Por su parte el recurrido Tomás Molina, indica que los Vocales co-recurridos se encuentran en vacación y respecto al Recurso, aduce lo expuesto por su antecesor agregando que conforme lo prevé el art. 101 del Código de Procedimiento Civil, todos los que se constituyan en un proceso deben señalar su domicilio procesal, que resulta extraño que nunca se impugnó el Auto admisorio de la demanda hasta que se ejecutorió la sentencia, la cual se pretende modificar después de tres años mediante el Amparo Constitucional. Manifiesta que no se puede afectar la cosa juzgada y que debe considerarse que se trata de una demanda contra el Estado.
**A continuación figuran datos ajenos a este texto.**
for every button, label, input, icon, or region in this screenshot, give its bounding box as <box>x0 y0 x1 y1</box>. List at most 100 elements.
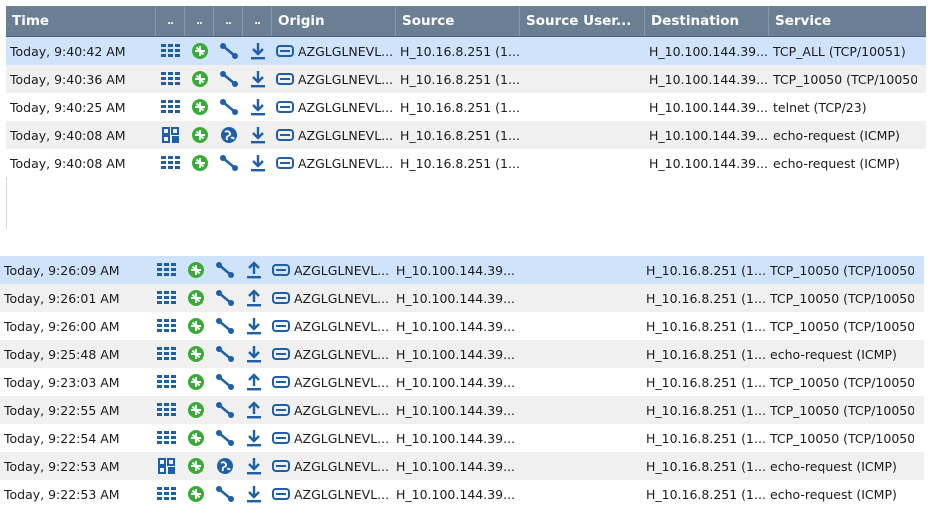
accept-icon <box>185 98 214 116</box>
cell-destination: H_10.100.144.39... <box>649 43 769 59</box>
gateway-icon <box>276 101 298 113</box>
gateway-icon <box>276 45 298 57</box>
gateway-icon <box>272 376 294 388</box>
table-row[interactable]: Today, 9:22:55 AM AZGLGLNEVL... H_10.100.1… <box>0 396 924 424</box>
cell-service: echo-request (ICMP) <box>773 127 900 143</box>
connection-icon <box>210 317 239 335</box>
cell-destination: H_10.16.8.251 (1... <box>646 318 766 334</box>
connection-icon <box>210 401 239 419</box>
cell-service: telnet (TCP/23) <box>773 99 867 115</box>
cell-destination: H_10.100.144.39... <box>649 71 769 87</box>
cell-destination: H_10.16.8.251 (1... <box>646 290 766 306</box>
accept-icon <box>185 42 214 60</box>
table-row[interactable]: Today, 9:23:03 AM AZGLGLNEVL... H_10.100.1… <box>0 368 924 396</box>
download-arrow-icon <box>243 42 272 60</box>
origin-text: AZGLGLNEVL... <box>294 290 390 306</box>
globe-icon <box>214 126 243 144</box>
cell-service: echo-request (ICMP) <box>770 486 897 502</box>
cell-destination: H_10.16.8.251 (1... <box>646 346 766 362</box>
origin-text: AZGLGLNEVL... <box>294 374 390 390</box>
blade-icon <box>152 319 181 333</box>
cell-service: TCP_ALL (TCP/10051) <box>773 43 906 59</box>
accept-icon <box>181 345 210 363</box>
origin-text: AZGLGLNEVL... <box>298 71 394 87</box>
cell-source: H_10.100.144.39... <box>396 374 516 390</box>
cell-destination: H_10.16.8.251 (1... <box>646 262 766 278</box>
globe-icon <box>210 457 239 475</box>
gateway-icon <box>272 488 294 500</box>
cell-time: Today, 9:40:25 AM <box>10 99 126 115</box>
cell-service: TCP_10050 (TCP/10050) <box>770 290 914 306</box>
blade-icon <box>156 44 185 58</box>
grid-icon <box>152 458 181 474</box>
connection-icon <box>210 261 239 279</box>
table-row[interactable]: Today, 9:26:09 AM AZGLGLNEVL... H_10.100.1… <box>0 256 924 284</box>
accept-icon <box>181 317 210 335</box>
cell-origin: AZGLGLNEVL... <box>268 347 392 362</box>
gateway-icon <box>272 404 294 416</box>
origin-text: AZGLGLNEVL... <box>294 402 390 418</box>
cell-destination: H_10.100.144.39... <box>649 155 769 171</box>
cell-origin: AZGLGLNEVL... <box>272 100 396 115</box>
table-row[interactable]: Today, 9:40:08 AM AZGLGLNEVL... H_10.16.8.… <box>6 149 926 177</box>
cell-service: TCP_10050 (TCP/10050) <box>770 402 914 418</box>
table-row[interactable]: Today, 9:22:53 AM AZGLGLNEVL... H_10.100.1… <box>0 480 924 508</box>
connection-icon <box>210 485 239 503</box>
table-row[interactable]: Today, 9:26:00 AM AZGLGLNEVL... H_10.100.1… <box>0 312 924 340</box>
cell-destination: H_10.16.8.251 (1... <box>646 486 766 502</box>
origin-text: AZGLGLNEVL... <box>294 346 390 362</box>
table-row[interactable]: Today, 9:40:25 AM AZGLGLNEVL... H_10.16.8.… <box>6 93 926 121</box>
blade-icon <box>152 263 181 277</box>
connection-icon <box>214 70 243 88</box>
gateway-icon <box>272 460 294 472</box>
origin-text: AZGLGLNEVL... <box>298 43 394 59</box>
upload-arrow-icon <box>239 401 268 419</box>
col-header-direction[interactable]: .. <box>243 6 272 36</box>
download-arrow-icon <box>243 154 272 172</box>
accept-icon <box>185 154 214 172</box>
table-row[interactable]: Today, 9:22:54 AM AZGLGLNEVL... H_10.100.1… <box>0 424 924 452</box>
col-header-source-user[interactable]: Source User... <box>520 6 645 36</box>
accept-icon <box>181 289 210 307</box>
download-arrow-icon <box>239 429 268 447</box>
connection-icon <box>214 154 243 172</box>
cell-origin: AZGLGLNEVL... <box>272 44 396 59</box>
cell-destination: H_10.16.8.251 (1... <box>646 402 766 418</box>
col-header-time[interactable]: Time <box>6 6 156 36</box>
cell-time: Today, 9:22:53 AM <box>4 458 120 474</box>
cell-time: Today, 9:22:55 AM <box>4 402 120 418</box>
cell-service: echo-request (ICMP) <box>773 155 900 171</box>
table-row[interactable]: Today, 9:40:08 AM AZGLGLNEVL... H_10.16.8.… <box>6 121 926 149</box>
blade-icon <box>152 403 181 417</box>
table-row[interactable]: Today, 9:40:36 AM AZGLGLNEVL... H_10.16.8.… <box>6 65 926 93</box>
table-row[interactable]: Today, 9:26:01 AM AZGLGLNEVL... H_10.100.1… <box>0 284 924 312</box>
upload-arrow-icon <box>239 261 268 279</box>
col-header-service[interactable]: Service <box>769 6 917 36</box>
cell-source: H_10.100.144.39... <box>396 346 516 362</box>
blade-icon <box>152 291 181 305</box>
table-row[interactable]: Today, 9:25:48 AM AZGLGLNEVL... H_10.100.1… <box>0 340 924 368</box>
download-arrow-icon <box>239 457 268 475</box>
table-empty-area <box>6 177 926 229</box>
cell-source: H_10.16.8.251 (1... <box>400 155 520 171</box>
accept-icon <box>181 485 210 503</box>
connection-icon <box>210 345 239 363</box>
col-header-type[interactable]: .. <box>156 6 185 36</box>
cell-time: Today, 9:40:36 AM <box>10 71 126 87</box>
cell-source: H_10.16.8.251 (1... <box>400 43 520 59</box>
accept-icon <box>181 373 210 391</box>
col-header-blade[interactable]: .. <box>214 6 243 36</box>
gateway-icon <box>272 320 294 332</box>
cell-origin: AZGLGLNEVL... <box>268 459 392 474</box>
table-row[interactable]: Today, 9:40:42 AM AZGLGLNEVL... H_10.16.8.… <box>6 37 926 65</box>
col-header-origin[interactable]: Origin <box>272 6 396 36</box>
cell-service: echo-request (ICMP) <box>770 346 897 362</box>
col-header-destination[interactable]: Destination <box>645 6 769 36</box>
table-row[interactable]: Today, 9:22:53 AM AZGLGLNEVL... H_10.100.1… <box>0 452 924 480</box>
blade-icon <box>152 487 181 501</box>
col-header-action[interactable]: .. <box>185 6 214 36</box>
cell-destination: H_10.100.144.39... <box>649 99 769 115</box>
cell-service: TCP_10050 (TCP/10050) <box>770 318 914 334</box>
upload-arrow-icon <box>239 289 268 307</box>
col-header-source[interactable]: Source <box>396 6 520 36</box>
Arguye también, que al firmar primero en la demanda Juan Claros Butrón, las notificaciones se practicaron a su nombre y otros, que si éste murió, los recurrentes omitieron comunicar tal hecho, por lo que las actuaciones son válidas.
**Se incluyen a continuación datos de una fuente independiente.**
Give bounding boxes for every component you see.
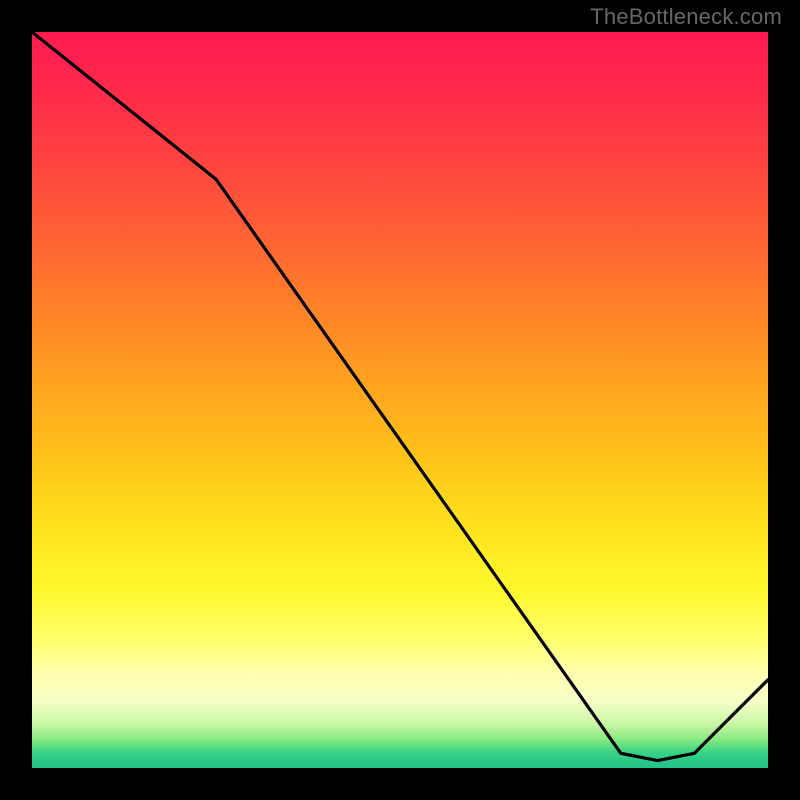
watermark-text: TheBottleneck.com bbox=[590, 4, 782, 30]
chart-frame: TheBottleneck.com bbox=[0, 0, 800, 800]
plot-outer bbox=[32, 32, 768, 768]
gradient-background bbox=[32, 32, 768, 768]
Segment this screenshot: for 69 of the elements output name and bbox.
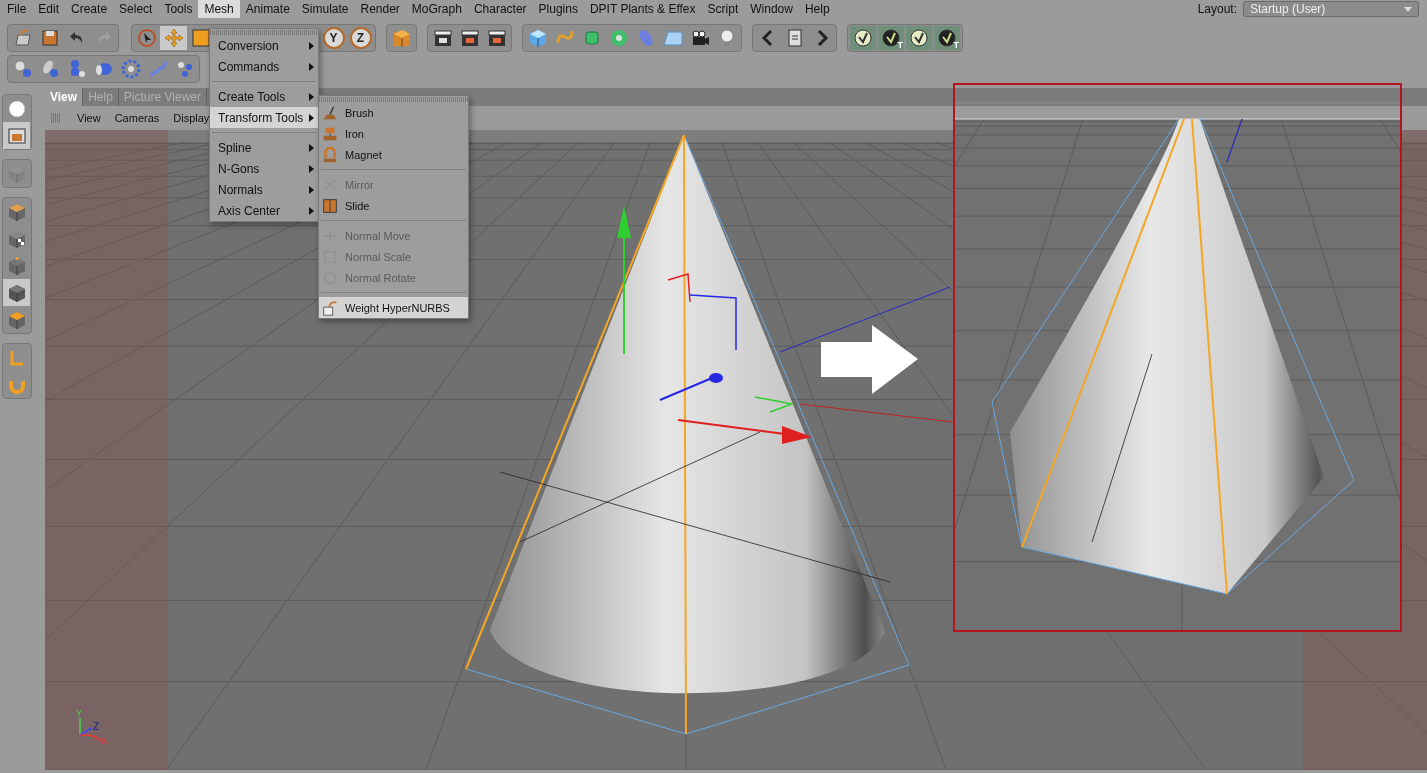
axis-lock-button[interactable]: Y <box>322 27 345 49</box>
menu-entry[interactable]: Brush <box>319 102 468 123</box>
checker-cube-icon <box>6 228 27 249</box>
plugin-button[interactable] <box>850 26 876 50</box>
menu-item[interactable]: Script <box>701 0 745 18</box>
grid-cube-icon <box>6 163 27 184</box>
menu-entry[interactable]: Magnet <box>319 144 468 165</box>
menu-entry[interactable]: Slide <box>319 195 468 216</box>
menu-entry[interactable]: Conversion <box>210 35 318 56</box>
magnet-icon <box>321 145 339 164</box>
clapperboard-icon <box>459 28 480 48</box>
menu-item[interactable]: Help <box>798 0 836 18</box>
scale-icon <box>190 28 211 48</box>
check-circle-icon <box>881 28 901 48</box>
menu-item[interactable]: Character <box>467 0 533 18</box>
helix-icon <box>147 59 168 79</box>
check-circle-icon <box>853 28 873 48</box>
axis-cube-icon <box>391 28 412 48</box>
move-gizmo[interactable] <box>617 206 812 444</box>
clapperboard-icon <box>486 28 507 48</box>
menu-item[interactable]: Mesh <box>198 0 240 18</box>
tool-button[interactable] <box>3 279 30 306</box>
menu-entry[interactable]: Transform Tools <box>210 107 318 128</box>
menu-item[interactable]: MoGraph <box>405 0 468 18</box>
menu-item[interactable]: Create <box>65 0 114 18</box>
view-menu-item[interactable]: View <box>71 112 107 124</box>
cube-icon <box>6 282 27 303</box>
menu-item[interactable]: Render <box>354 0 406 18</box>
cursor-icon <box>136 28 157 48</box>
axis-label: Y <box>76 708 82 718</box>
gear-icon <box>120 59 141 79</box>
menu-item[interactable]: DPIT Plants & Effex <box>583 0 702 18</box>
move-icon <box>163 28 184 48</box>
sun-icon <box>6 98 27 119</box>
check-circle-icon <box>909 28 929 48</box>
menu-item[interactable]: Tools <box>158 0 199 18</box>
menu-item[interactable]: Plugins <box>532 0 584 18</box>
menu-item[interactable]: Simulate <box>295 0 355 18</box>
axis-label: X <box>101 736 107 746</box>
cube-icon <box>6 309 27 330</box>
menu-item[interactable]: File <box>1 0 33 18</box>
menu-entry[interactable]: Weight HyperNURBS <box>319 297 468 318</box>
cube-icon <box>6 255 27 276</box>
save-icon <box>39 28 60 48</box>
menu-item[interactable]: Select <box>113 0 159 18</box>
axis-indicator <box>79 717 103 743</box>
check-circle-icon <box>937 28 957 48</box>
layout-label: Layout: <box>1197 2 1237 16</box>
menu-item[interactable]: Edit <box>32 0 66 18</box>
camera-icon <box>6 125 27 146</box>
cube-icon <box>6 201 27 222</box>
plugin-button[interactable]: T <box>934 26 960 50</box>
sphere-icon <box>12 59 33 79</box>
camera-icon <box>689 28 710 48</box>
cube-icon <box>527 28 548 48</box>
cube-icon <box>321 298 339 317</box>
plugin-button[interactable] <box>906 26 932 50</box>
axis-lock-button[interactable]: Z <box>349 27 372 49</box>
floor-icon <box>662 28 683 48</box>
plugin-button[interactable]: T <box>878 26 904 50</box>
folder-icon <box>12 28 33 48</box>
menu-item[interactable]: Animate <box>239 0 296 18</box>
menu-entry[interactable]: Commands <box>210 56 318 77</box>
view-menu-item[interactable]: Cameras <box>108 112 166 124</box>
clapperboard-icon <box>432 28 453 48</box>
slide-icon <box>321 196 339 215</box>
menu-item[interactable]: Window <box>744 0 799 18</box>
axis-label: Z <box>93 721 100 732</box>
grip-handle[interactable] <box>51 113 61 123</box>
CONSIDERANDO: Que, el Recurso de Amparo Constitucional, previsto en el artículo 19 de la Constitución Política del Estado, ha sido instituido “...contra los actos ilegales o las omisiones indebidas de los funcionarios o particulares que restrinjan, supriman o amenacen restringir o suprimir los derechos y garantías de la persona reconocidos...”; precepto aplicable al caso de autos, dado que los recurridos han vulnerado el derecho de defensa y, por tanto, también han infringido las normas del debido proceso, previsto en el art. 16 de la Constitución Política del Estado, derechos que por su carácter fundamental no pueden ser ignorados ni obviados bajo ningún justificativo o excusa por ninguna autoridad, pues dichos mandatos constitucionales son la base de las normas adjetivas procesales en nuestro ordenamiento jurídico, por ello los tribunales y jueces que administran justicia, entre sus obligaciones, tienen el deber de cuidar que los juicios se lleven sin vicios de nulidad, como también el de tomar medidas que aseguren la igualdad efectiva de las partes, así lo prevé expresamente el art. 3-1) y 3) del Código de Procedimiento Civil, disposición que es de cumplimiento obligatorio por mandato del art. 90 del mismo cuerpo legal.
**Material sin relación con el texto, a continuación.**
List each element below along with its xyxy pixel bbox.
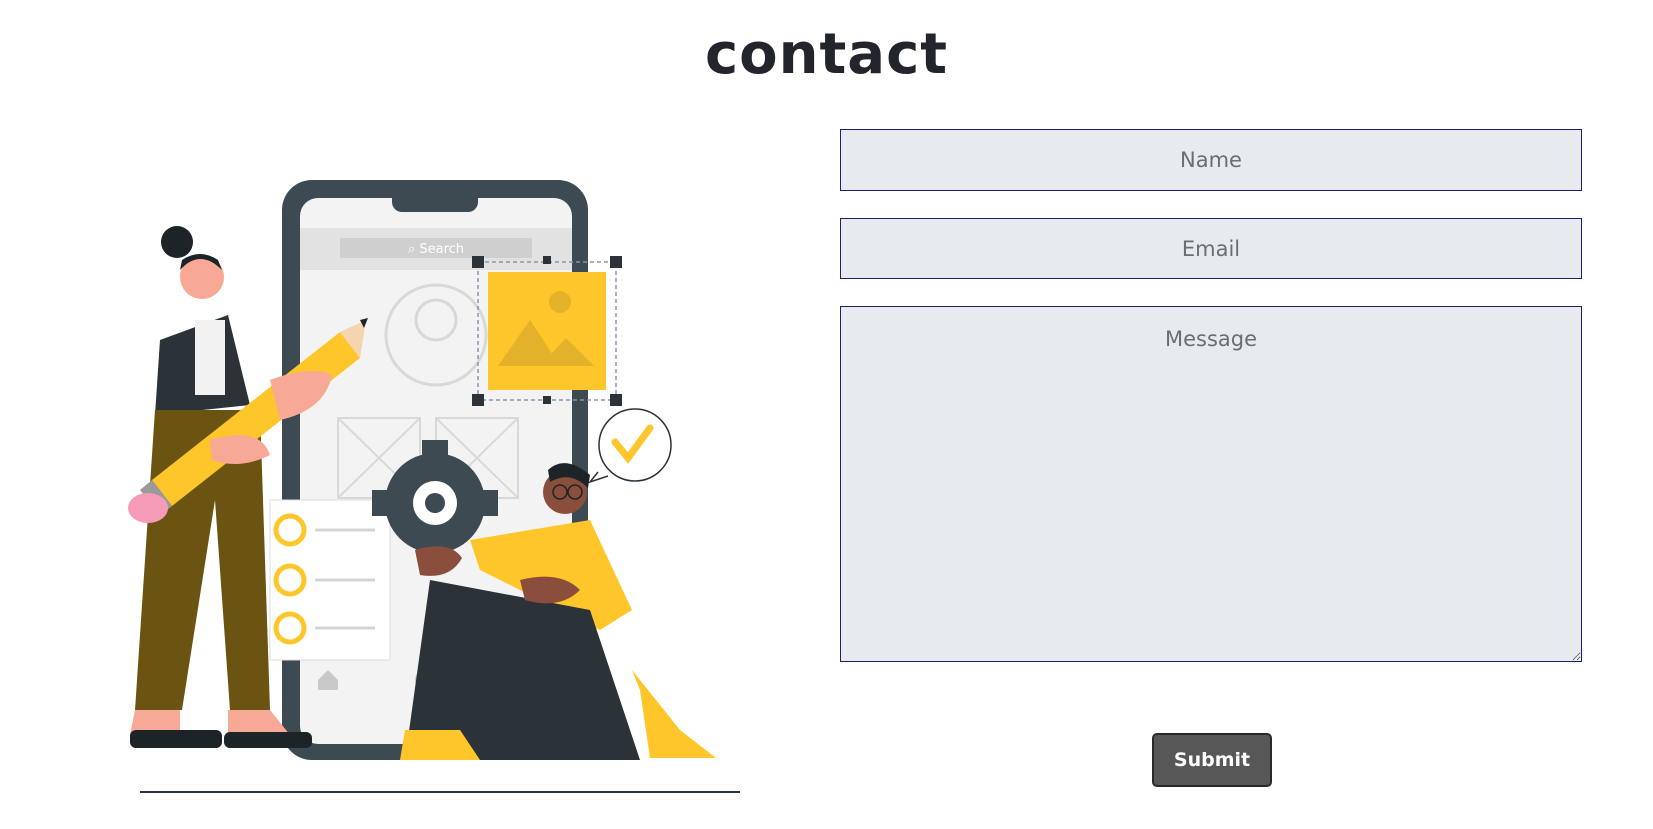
search-label: ⌕ Search bbox=[408, 242, 464, 257]
message-field[interactable] bbox=[840, 306, 1582, 662]
page-title: contact bbox=[704, 22, 949, 87]
submit-button[interactable]: Submit bbox=[1152, 733, 1272, 787]
name-field[interactable] bbox=[840, 129, 1582, 191]
selected-image-icon bbox=[472, 256, 622, 406]
contact-illustration: ⌕ Search bbox=[128, 180, 740, 793]
contact-page: contact ⌕ Search Name Email Message Subm… bbox=[0, 0, 1653, 829]
checkmark-icon bbox=[587, 408, 672, 484]
email-field[interactable] bbox=[840, 218, 1582, 279]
Que, si bien la demanda fue presentada en forma conjunta por las personas jurídicas, éstas no unificaron su representación en la persona de uno de los representantes ni el Juez recurrido procedió conforme al art. 65 del precitado Código, lo que establecía en forma clara y evidente que las citaciones, notificaciones y emplazamientos debían efectuarse a cada una de las empresas demandantes, sin que obste para ello, que el domicilio señalado se hubiera fijado en una sola dirección; al no haberse procedido de tal forma, se suprimió toda oportunidad de defensa.
Que, el art. 15 de la Ley de Organización Judicial, establece que los tribunales y jueces de alzada en relación con los de primera instancia están obligados a revisar los procesos de oficio a tiempo de conocer una causa, si los jueces u funcionarios observaron los plazos y leyes que norman la tramitación y conclusión de los procesos, lo cual no fue cumplido por los Vocales recurridos, pues éstos no obstante la irregular notificación a los demandados, prosiguieron con la tramitación de la apelación e incurrieron en los mismos vicios del inferior, hasta la indebida ejecutoria del Auto de Vista que revocó la sentencia dictada en el proceso contencioso tributario.
Que, la calidad de cosa juzgada, si bien por disposición de la Ley, tiene carácter inalterable e irrevisable; empero, no puede invocarse dicha calidad, cuando se han infringido normas procedimentales que atañen y conciernen a derechos fundamentales dentro de un proceso, en cuyo caso la vía constitucional queda abierta y expedita para corregir y reparar dichas violaciones.